Habitat and Distribution
Basking sharks are found globally in the cold to temperate waters of all the oceans. They appear to favour coastal waters during spring and summer months and are thought to move into deeper waters during the winter, diving to depths of up to 900 metres to feed on plankton. In the Hebrides, basking sharks are frequently encountered between May and October and are seen in higher numbers around the islands of Coll, Tiree and Mull. Seasonal distribution is related to prey availability, and zooplankton can be highly concentrated in areas of ocean mixing. Research conducted by HWDT shows that basking shark sightings have increased in recent years; further research will help us to understand basking shark distribution in the Hebrides.
Behaviour
Basking sharks normally swim at between 2.5 to four mph, although they are capable of greater speeds to allow them to leap clear of the water (breach), a behaviour that has been recorded around the UK. It is suggested that breaching may help to dislodge parasites from the skin, may form part of a courtship display or might function to create a loud noise for communication with other sharks.
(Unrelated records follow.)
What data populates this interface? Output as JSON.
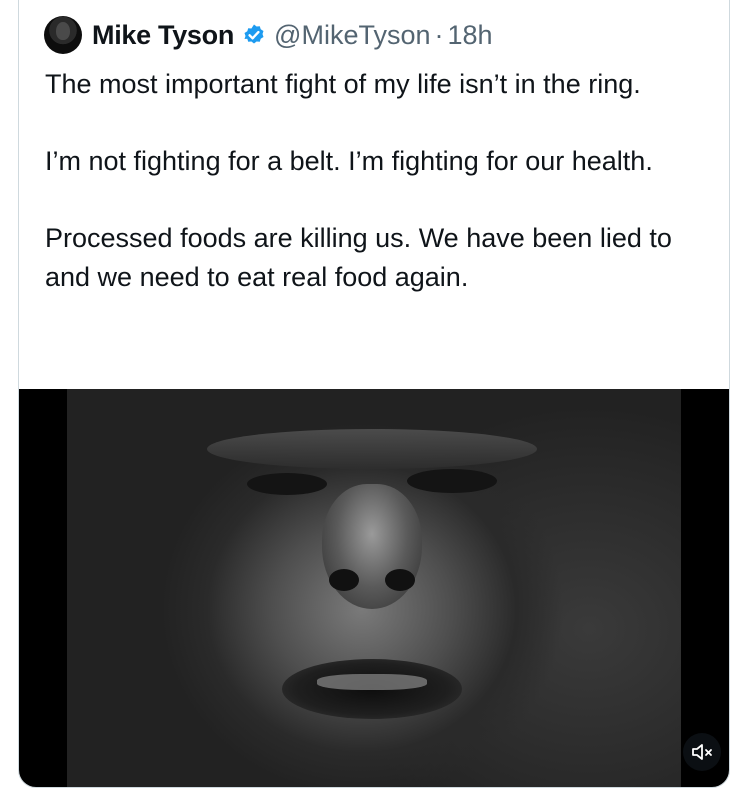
{
  "tweet": {
    "author": {
      "display_name": "Mike Tyson",
      "handle": "@MikeTyson",
      "verified": true
    },
    "separator": "·",
    "time": "18h",
    "paragraphs": [
      "The most important fight of my life isn’t in the ring.",
      "I’m not fighting for a belt. I’m fighting for our health.",
      "Processed foods are killing us. We have been lied to and we need to eat real food again."
    ],
    "media": {
      "type": "video",
      "muted_icon": "speaker-muted-icon"
    }
  },
  "colors": {
    "text_primary": "#0f1419",
    "text_secondary": "#536471",
    "verified_blue": "#1d9bf0",
    "border": "#cfd9de"
  }
}
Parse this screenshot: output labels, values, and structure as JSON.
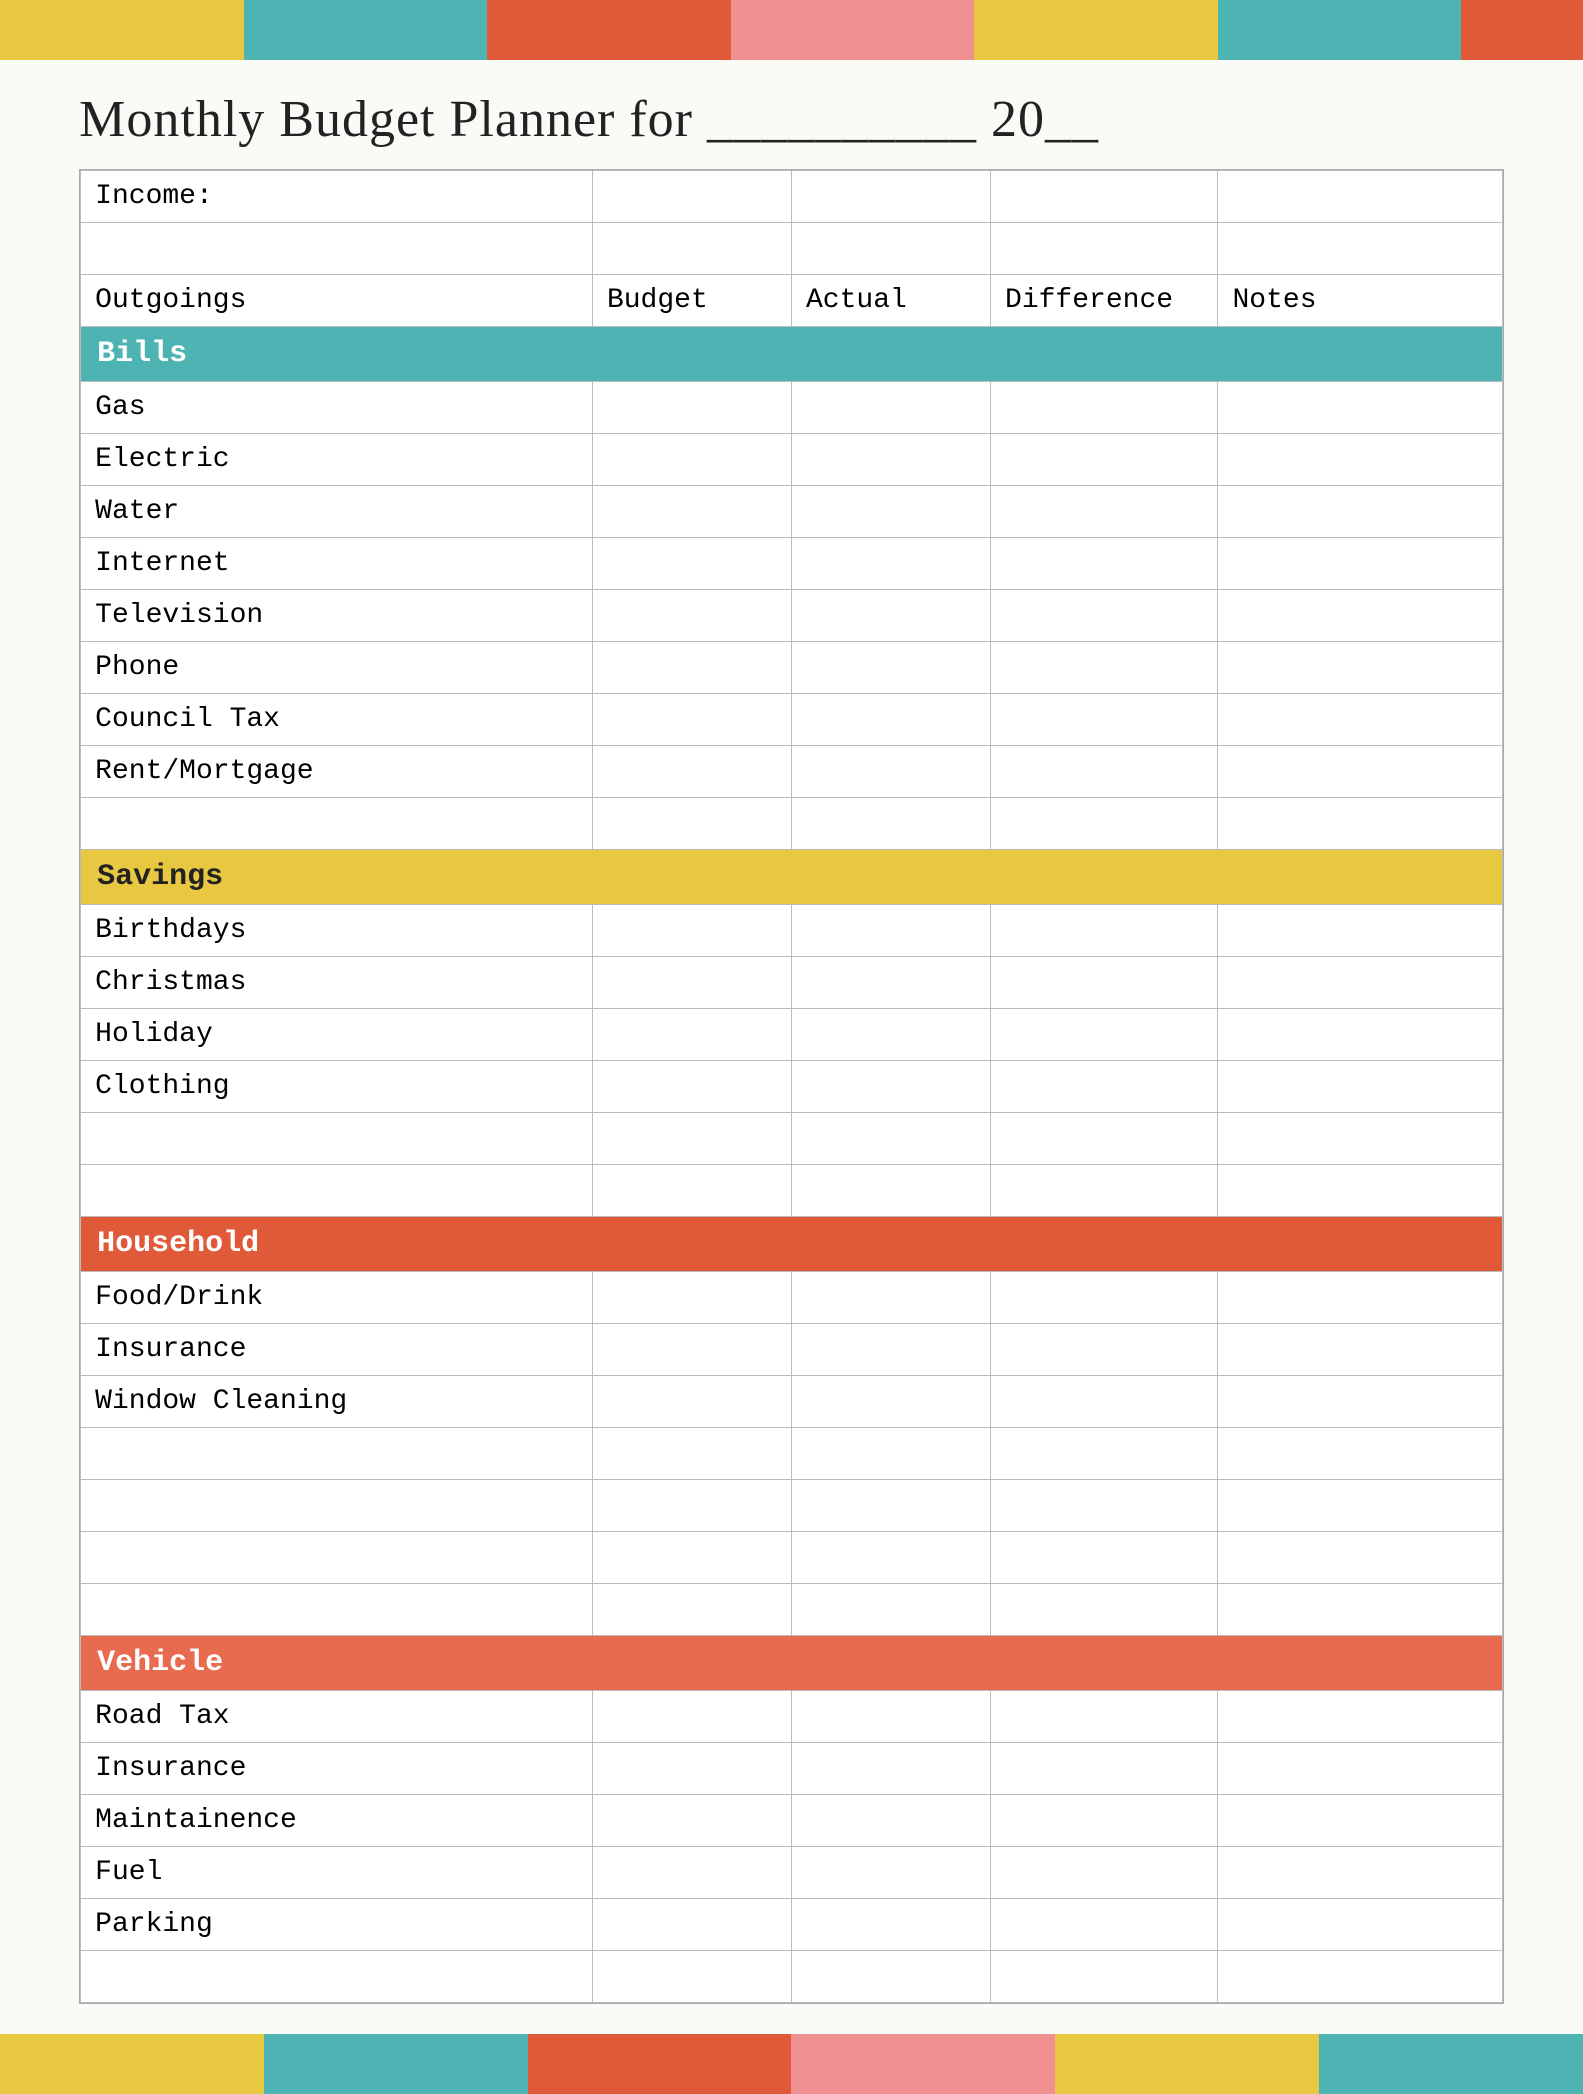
{
  "topBar": [
    {
      "color": "#e8c840",
      "flex": 2
    },
    {
      "color": "#4db3b3",
      "flex": 2
    },
    {
      "color": "#e05a3a",
      "flex": 2
    },
    {
      "color": "#f09090",
      "flex": 2
    },
    {
      "color": "#e8c840",
      "flex": 2
    },
    {
      "color": "#4db3b3",
      "flex": 2
    },
    {
      "color": "#e05a3a",
      "flex": 1
    }
  ],
  "bottomBar": [
    {
      "color": "#e8c840",
      "flex": 2
    },
    {
      "color": "#4db3b3",
      "flex": 2
    },
    {
      "color": "#e05a3a",
      "flex": 2
    },
    {
      "color": "#f09090",
      "flex": 2
    },
    {
      "color": "#e8c840",
      "flex": 2
    },
    {
      "color": "#4db3b3",
      "flex": 2
    }
  ],
  "title": "Monthly Budget Planner for __________ 20__",
  "columns": {
    "outgoings": "Outgoings",
    "budget": "Budget",
    "actual": "Actual",
    "difference": "Difference",
    "notes": "Notes"
  },
  "income_label": "Income:",
  "sections": {
    "bills": {
      "label": "Bills",
      "items": [
        "Gas",
        "Electric",
        "Water",
        "Internet",
        "Television",
        "Phone",
        "Council Tax",
        "Rent/Mortgage"
      ]
    },
    "savings": {
      "label": "Savings",
      "items": [
        "Birthdays",
        "Christmas",
        "Holiday",
        "Clothing"
      ]
    },
    "household": {
      "label": "Household",
      "items": [
        "Food/Drink",
        "Insurance",
        "Window Cleaning"
      ]
    },
    "vehicle": {
      "label": "Vehicle",
      "items": [
        "Road Tax",
        "Insurance",
        "Maintainence",
        "Fuel",
        "Parking"
      ]
    }
  }
}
Basking sharks give birth to live young; it is thought that the developing pups feed on unfertilised eggs and/or their siblings. Feeding and breeding appears to occur during the summer, and animals migrate to deeper waters for the winter. They are usually seen alone or in pairs, although aggregations of many animals may occur where plankton is plentiful. They do not tend to approach vessels; rather they tolerate approaches made towards them. From satellite tracking studies of individual animals we know that they can be very wide ranging; one animal was tracked from the English Channel up to the Hebrides, covering 1167 miles in 77 days.
Food and Foraging
Swimming at up to four mph with its huge mouth wide open, a basking shark can filter the equivalent of a 50 metre Olympic-sized swimming pool in one hour; that’s 2.5 million litres of seawater passing over the gills each hour. Food items, including small copepods (a species of zooplankton), barnacles, decapod larvae, fish eggs and deep-water oceanic shrimp, are caught on modified, comb-like gillrakers and are swallowed when the mouth closes. The frequency at which they close their mouth to swallow depends on the concentration of prey in the water. Basking sharks are capable of detecting areas of highly concentrated zooplankton prey, which maximises the effectiveness of their foraging.
Status and Conservation
Basking sharks have been hunted around the globe for their fins and for valuable liver oil. Comprising as much as a quarter of the total body weight, the liver is full of oil (squalene) that was previously used as an industrial lubricant and as lamp oil, and now has uses in cosmetics. Between 1947 and 1995, basking sharks were hunted in Scotland and the last of these fisheries (based in the Firth of Clyde) closed down as recently as 1995. Basking sharks continue to be hunted in some countries, mainly for their dorsal fins which are considered a delicacy in Asian countries when served as shark fin soup. Basking sharks are slow to mature and have a long gestation period, which means the species is slow to recover if populations are rapidly depleted. Another threat to basking sharks is harassment by, and collision with, boats. A further threat is entanglement in fishing gear, which can cause injury from nets cutting into skin or causing damage to the dorsal fin, and may result in death if the animal cannot free itself. Basking sharks in UK waters are protected, principally under Schedule 5 of the Wildlife and Countryside Act (1981) and the Nature Conservation (Scotland) Act 2004.